When sex disappears from a long relationship, it’s a more complicated story. We’ve already mentioned partners who’ve been married for decades – they’ve been through so much over the years that they get by without our advice.
And when a relationship is 3-5-8 years old, it’s already a family or just a long-standing solid relationship in which there is a lot of good, but sex has disappeared – how then?
Good lovers know that in difficult situations in bed, the tongue saves. Talk.

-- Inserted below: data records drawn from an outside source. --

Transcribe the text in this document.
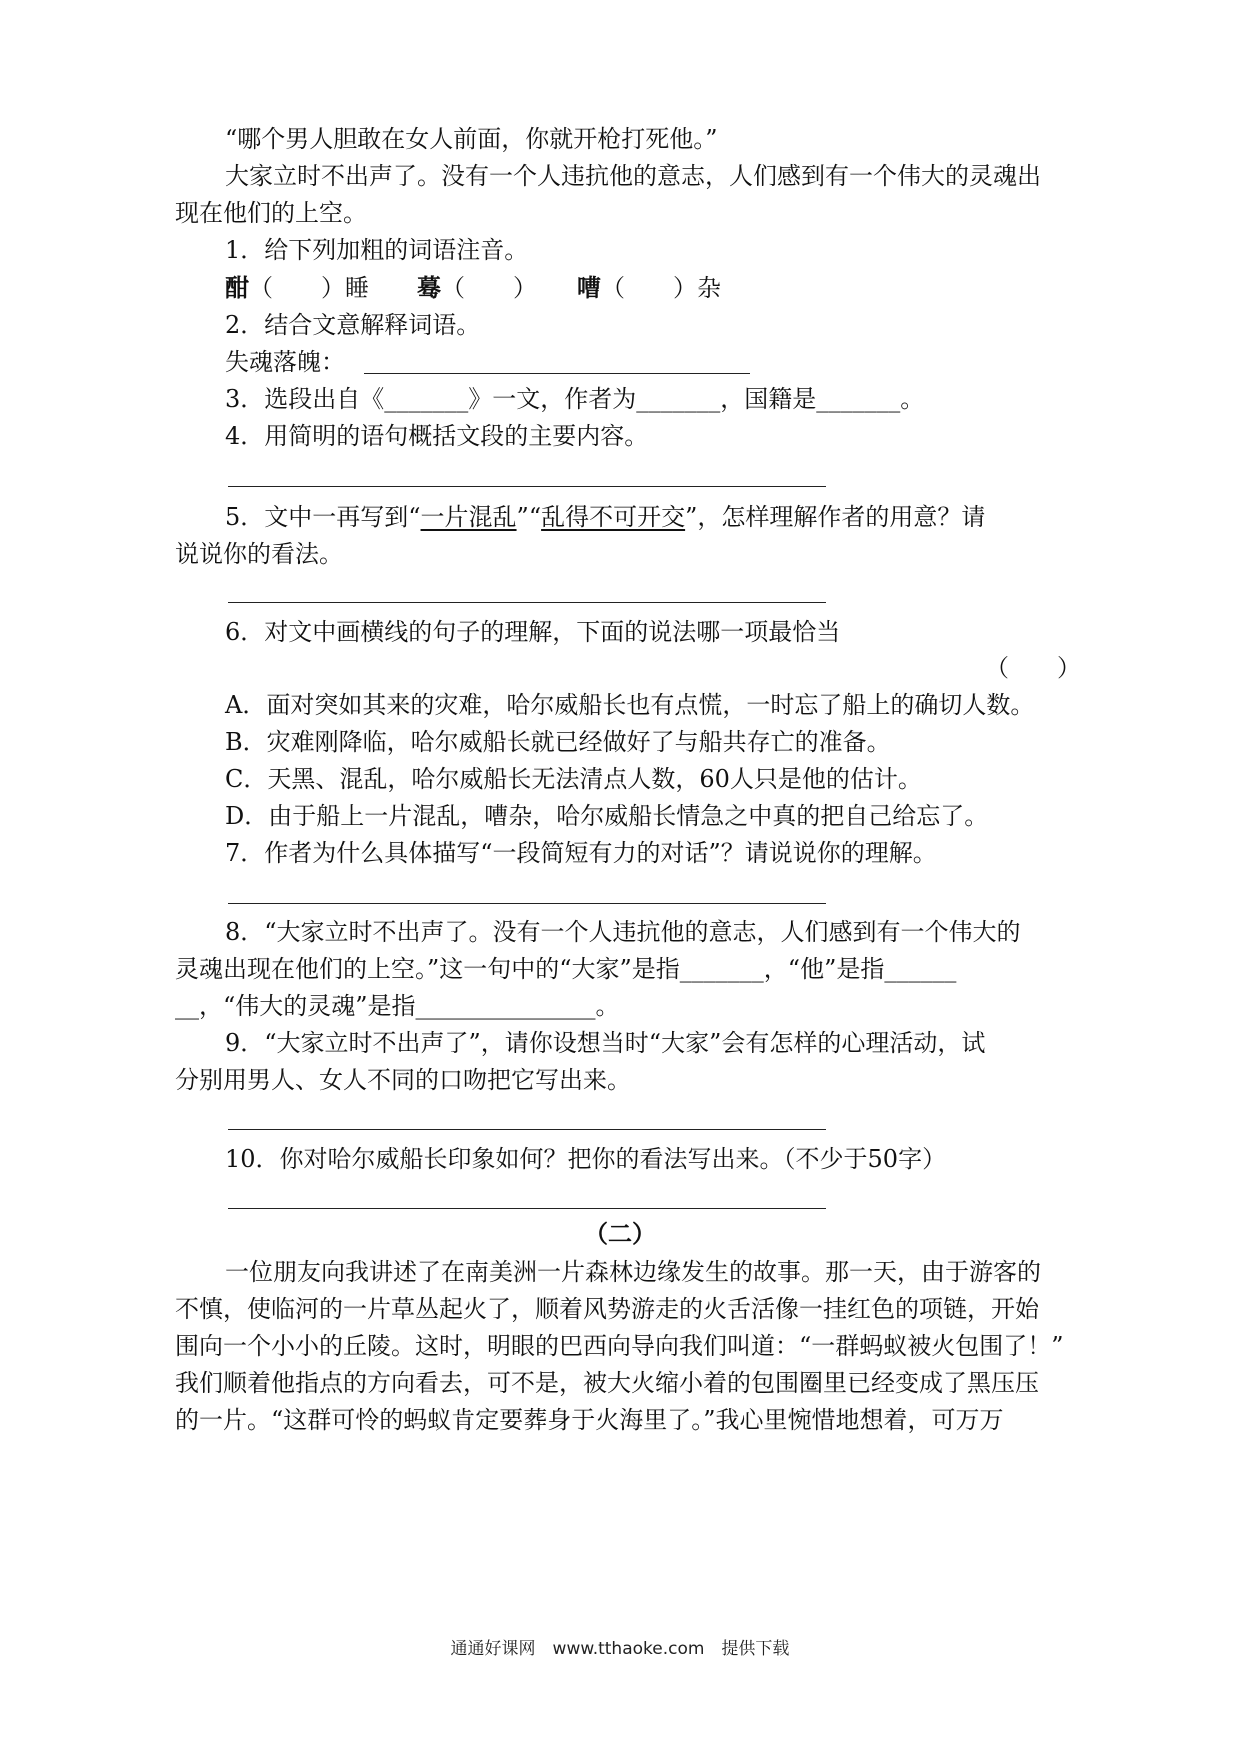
“哪个男人胆敢在女人前面，你就开枪打死他。”
大家立时不出声了。没有一个人违抗他的意志，人们感到有一个伟大的灵魂出
现在他们的上空。
1．给下列加粗的词语注音。
酣（　　）睡 蓦（　　） 嘈（　　）杂
2．结合文意解释词语。
失魂落魄：
3．选段出自《_______》一文，作者为_______，国籍是_______。
4．用简明的语句概括文段的主要内容。
5．文中一再写到“一片混乱”“乱得不可开交”，怎样理解作者的用意？请
说说你的看法。
6．对文中画横线的句子的理解，下面的说法哪一项最恰当
（　　）
A．面对突如其来的灾难，哈尔威船长也有点慌，一时忘了船上的确切人数。
B．灾难刚降临，哈尔威船长就已经做好了与船共存亡的准备。
C．天黑、混乱，哈尔威船长无法清点人数，60人只是他的估计。
D．由于船上一片混乱，嘈杂，哈尔威船长情急之中真的把自己给忘了。
7．作者为什么具体描写“一段简短有力的对话”？请说说你的理解。
8．“大家立时不出声了。没有一个人违抗他的意志，人们感到有一个伟大的
灵魂出现在他们的上空。”这一句中的“大家”是指_______，“他”是指______
__，“伟大的灵魂”是指_______________。
9．“大家立时不出声了”，请你设想当时“大家”会有怎样的心理活动，试
分别用男人、女人不同的口吻把它写出来。
10．你对哈尔威船长印象如何？把你的看法写出来。（不少于50字）
（二）
一位朋友向我讲述了在南美洲一片森林边缘发生的故事。那一天，由于游客的
不慎，使临河的一片草丛起火了，顺着风势游走的火舌活像一挂红色的项链，开始
围向一个小小的丘陵。这时，明眼的巴西向导向我们叫道：“一群蚂蚁被火包围了！”
我们顺着他指点的方向看去，可不是，被大火缩小着的包围圈里已经变成了黑压压
的一片。“这群可怜的蚂蚁肯定要葬身于火海里了。”我心里惋惜地想着，可万万
通通好课网　www.tthaoke.com　提供下载
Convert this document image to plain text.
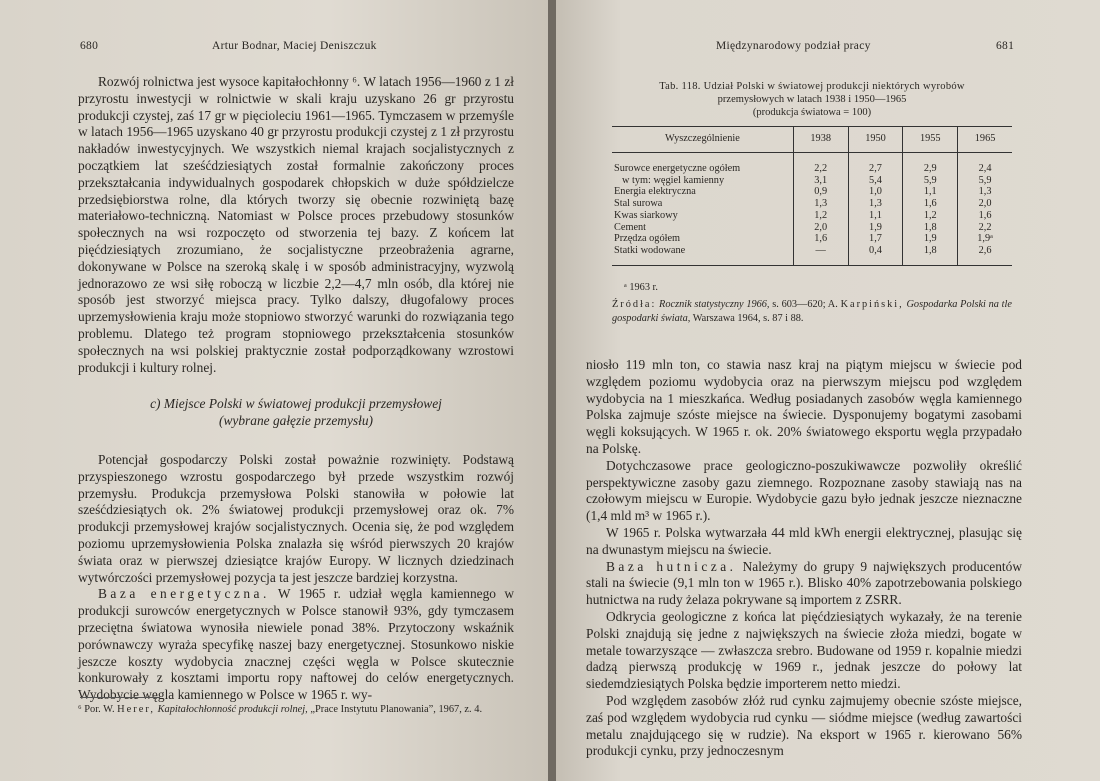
680	Artur Bodnar, Maciej Deniszczuk

Rozwój rolnictwa jest wysoce kapitałochłonny ⁶. W latach 1956—1960 z 1 zł przyrostu inwestycji w rolnictwie w skali kraju uzyskano 26 gr przyrostu produkcji czystej, zaś 17 gr w pięcioleciu 1961—1965. Tymczasem w przemyśle w latach 1956—1965 uzyskano 40 gr przyrostu produkcji czystej z 1 zł przyrostu nakładów inwestycyjnych. We wszystkich niemal krajach socjalistycznych z początkiem lat sześćdziesiątych został formalnie zakończony proces przekształcania indywidualnych gospodarek chłopskich w duże spółdzielcze przedsiębiorstwa rolne, dla których tworzy się obecnie rozwiniętą bazę materiałowo-techniczną. Natomiast w Polsce proces przebudowy stosunków społecznych na wsi rozpoczęto od stworzenia tej bazy. Z końcem lat pięćdziesiątych zrozumiano, że socjalistyczne przeobrażenia agrarne, dokonywane w Polsce na szeroką skalę i w sposób administracyjny, wyzwolą jednorazowo ze wsi siłę roboczą w liczbie 2,2—4,7 mln osób, dla której nie sposób jest stworzyć miejsca pracy. Tylko dalszy, długofalowy proces uprzemysłowienia kraju może stopniowo stworzyć warunki do rozwiązania tego problemu. Dlatego też program stopniowego przekształcenia stosunków społecznych na wsi polskiej praktycznie został podporządkowany wzrostowi produkcji i kultury rolnej.

c) Miejsce Polski w światowej produkcji przemysłowej
(wybrane gałęzie przemysłu)

Potencjał gospodarczy Polski został poważnie rozwinięty. Podstawą przyspieszonego wzrostu gospodarczego był przede wszystkim rozwój przemysłu. Produkcja przemysłowa Polski stanowiła w połowie lat sześćdziesiątych ok. 2% światowej produkcji przemysłowej oraz ok. 7% produkcji przemysłowej krajów socjalistycznych. Ocenia się, że pod względem poziomu uprzemysłowienia Polska znalazła się wśród pierwszych 20 krajów świata oraz w pierwszej dziesiątce krajów Europy. W licznych dziedzinach wytwórczości przemysłowej pozycja ta jest jeszcze bardziej korzystna.

Baza energetyczna. W 1965 r. udział węgla kamiennego w produkcji surowców energetycznych w Polsce stanowił 93%, gdy tymczasem przeciętna światowa wynosiła niewiele ponad 38%. Przytoczony wskaźnik porównawczy wyraża specyfikę naszej bazy energetycznej. Stosunkowo niskie jeszcze koszty wydobycia znacznej części węgla w Polsce skutecznie konkurowały z kosztami importu ropy naftowej do celów energetycznych. Wydobycie węgla kamiennego w Polsce w 1965 r. wy-

⁶ Por. W. Herer, Kapitałochłonność produkcji rolnej, „Prace Instytutu Planowania”, 1967, z. 4.
Międzynarodowy podział pracy	681
Tab. 118. Udział Polski w światowej produkcji niektórych wyrobów
przemysłowych w latach 1938 i 1950—1965
(produkcja światowa = 100)
Wyszczególnienie	1938	1950	1955	1965
Surowce energetyczne ogółem	2,2	2,7	2,9	2,4
w tym: węgiel kamienny	3,1	5,4	5,9	5,9
Energia elektryczna	0,9	1,0	1,1	1,3
Stal surowa	1,3	1,3	1,6	2,0
Kwas siarkowy	1,2	1,1	1,2	1,6
Cement	2,0	1,9	1,8	2,2
Przędza ogółem	1,6	1,7	1,9	1,9ᵃ
Statki wodowane	—	0,4	1,8	2,6
ᵃ 1963 r.
Źródła: Rocznik statystyczny 1966, s. 603—620; A. Karpiński, Gospodarka Polski na tle gospodarki świata, Warszawa 1964, s. 87 i 88.

niosło 119 mln ton, co stawia nasz kraj na piątym miejscu w świecie pod względem poziomu wydobycia oraz na pierwszym miejscu pod względem wydobycia na 1 mieszkańca. Według posiadanych zasobów węgla kamiennego Polska zajmuje szóste miejsce na świecie. Dysponujemy bogatymi zasobami węgli koksujących. W 1965 r. ok. 20% światowego eksportu węgla przypadało na Polskę.

Dotychczasowe prace geologiczno-poszukiwawcze pozwoliły określić perspektywiczne zasoby gazu ziemnego. Rozpoznane zasoby stawiają nas na czołowym miejscu w Europie. Wydobycie gazu było jednak jeszcze nieznaczne (1,4 mld m³ w 1965 r.).

W 1965 r. Polska wytwarzała 44 mld kWh energii elektrycznej, plasując się na dwunastym miejscu na świecie.

Baza hutnicza. Należymy do grupy 9 największych producentów stali na świecie (9,1 mln ton w 1965 r.). Blisko 40% zapotrzebowania polskiego hutnictwa na rudy żelaza pokrywane są importem z ZSRR.

Odkrycia geologiczne z końca lat pięćdziesiątych wykazały, że na terenie Polski znajdują się jedne z największych na świecie złoża miedzi, bogate w metale towarzyszące — zwłaszcza srebro. Budowane od 1959 r. kopalnie miedzi dadzą pierwszą produkcję w 1969 r., jednak jeszcze do połowy lat siedemdziesiątych Polska będzie importerem netto miedzi.

Pod względem zasobów złóż rud cynku zajmujemy obecnie szóste miejsce, zaś pod względem wydobycia rud cynku — siódme miejsce (według zawartości metalu znajdującego się w rudzie). Na eksport w 1965 r. kierowano 56% produkcji cynku, przy jednoczesnym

Unfortunately, this is easier to advise than to do, because misunderstandings and resentments accumulate, it becomes more and more difficult for you to discuss unpleasant things and not to launch into mutual accusations.
“Yes, you don’t want me yourself, you’ve always seen me, you’re lazy, you let yourself go, you’re always sitting on the phone and you don’t want anything.”
Most likely, both are right in their assertions, but this is only the consequence of a big problem in the pair. Sex no longer interests you, that’s the main thing.
Would it be nice to know if you don’t like sex with each other or in general? Start with yourself, try to understand why you no longer feel like cuddling and flirting with this man.
If you want it, but it does not react, there can be several reasons for this.
You don’t have sex anymore because another woman is having sex now.
The man has accumulated personal problems that devour all his attention and strength.
He is ill and has purely technical sexual difficulties.
He doesn’t want you anymore, because he stopped loving you.
The latter is the most difficult thing for both parties to admit, she insults you and it is difficult for her to understand that the warmth and tenderness have remained and the sexual desire has disappeared.
In this case, you will need a psychologist more than ever. He has the skills to bring the most distant couples to talk and clarify their feelings. As a result, the family is not always preserved, but clarity comes in relationships and perspectives open up.
Options are possible, and the one thing I want to say for sure: please don’t exclude sex from your life – it’s an endless source of joy that doesn’t make you fat.
Source: The Voice Mag
Emma Jack is a writer at Gossipify, covering fashion, beauty, lifestyle, and pop culture trends. She stays current on the latest trends and offers readers up-to-date information on what’s hot in the industry. With a background in fashion journalism from Parsons School of Design, she offers a unique perspective and analysis of current trends.